How many people have now been murdered by fanatics set free from Guantanamo Bay, at the urging of so many civil libertarians and Leftist activists?
How many deaths do those civil libertarians now have on their conscience?
The true scandal is that both the prolonged detention and the release of so many “unlawful enemy combatants” has taken place outside the scope of any legitimate judicial system. The typical position of “the Left” has not been that all those suspected of fighting for Al Qaeda or the Taliban should be set free; it is that their detention should be justified by establishing their guilt and then, if successful, imposing an appropriate sanction. In other words:
- Detain them.
- Charge them.
- Provide them with access to legal counsel.
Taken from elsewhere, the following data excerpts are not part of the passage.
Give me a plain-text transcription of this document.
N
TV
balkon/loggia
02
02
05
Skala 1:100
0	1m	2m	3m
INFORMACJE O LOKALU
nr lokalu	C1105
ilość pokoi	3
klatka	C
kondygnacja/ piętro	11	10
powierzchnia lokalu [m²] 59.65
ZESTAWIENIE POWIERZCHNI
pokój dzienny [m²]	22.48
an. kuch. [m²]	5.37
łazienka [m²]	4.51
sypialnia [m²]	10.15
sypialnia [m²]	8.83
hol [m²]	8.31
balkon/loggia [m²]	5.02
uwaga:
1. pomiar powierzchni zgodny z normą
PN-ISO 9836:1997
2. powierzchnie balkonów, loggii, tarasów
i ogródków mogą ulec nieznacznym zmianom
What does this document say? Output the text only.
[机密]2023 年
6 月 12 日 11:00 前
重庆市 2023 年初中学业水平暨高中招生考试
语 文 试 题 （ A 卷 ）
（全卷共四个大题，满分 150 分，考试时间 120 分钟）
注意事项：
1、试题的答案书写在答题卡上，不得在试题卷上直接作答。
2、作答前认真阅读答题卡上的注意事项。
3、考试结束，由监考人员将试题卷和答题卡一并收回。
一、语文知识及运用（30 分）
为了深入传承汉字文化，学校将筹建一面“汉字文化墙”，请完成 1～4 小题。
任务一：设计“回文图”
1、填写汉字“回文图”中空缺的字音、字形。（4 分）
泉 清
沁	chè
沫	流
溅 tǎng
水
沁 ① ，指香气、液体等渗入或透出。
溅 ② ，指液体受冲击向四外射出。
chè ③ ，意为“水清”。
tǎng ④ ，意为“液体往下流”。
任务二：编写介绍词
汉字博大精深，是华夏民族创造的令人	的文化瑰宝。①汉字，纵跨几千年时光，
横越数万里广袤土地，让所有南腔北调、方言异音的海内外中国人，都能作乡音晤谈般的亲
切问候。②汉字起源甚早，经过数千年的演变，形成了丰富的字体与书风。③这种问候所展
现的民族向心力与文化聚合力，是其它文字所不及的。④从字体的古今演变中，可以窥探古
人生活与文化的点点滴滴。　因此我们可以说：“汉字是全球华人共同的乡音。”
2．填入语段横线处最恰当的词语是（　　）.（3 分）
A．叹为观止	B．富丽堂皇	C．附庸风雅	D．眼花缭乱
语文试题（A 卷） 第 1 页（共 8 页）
- Try them, subjecting the evidence that they are what you say they are to the scrutiny of the judicial process.
- If the case is proven, employ a judicial process determine appropriate sanctions (including detention/imprisonment).
- If the case cannot be proven, set them free.
The problem is that in holding the detainees indefinitely, without charge, without adequate legal or consular access, in inhumane conditions, while using torture and other techniques to extract information, the United States has created a situation in which detainees have only achieved freedom through non-judicial processes, e.g., the exertion of political pressure by countries such as the UK, who have objected to the treatment given to their citizens. If the detainees had been charged and tried in a reasonable timeframe then there would have been much less pressure to simply release some prisoners.
In other words, depriving Guantanamo detainees of their civil liberties in an attempt to present a strong front against the terrorist threat has actually undermined this goal. This is the same argument that has been made in relation to Mohamed Haneef’s case – the end result of being heavy-handed and showing disregard for due process, even with as grave a threat as terrorism, undermines the effectiveness of counter-terrorism strategies.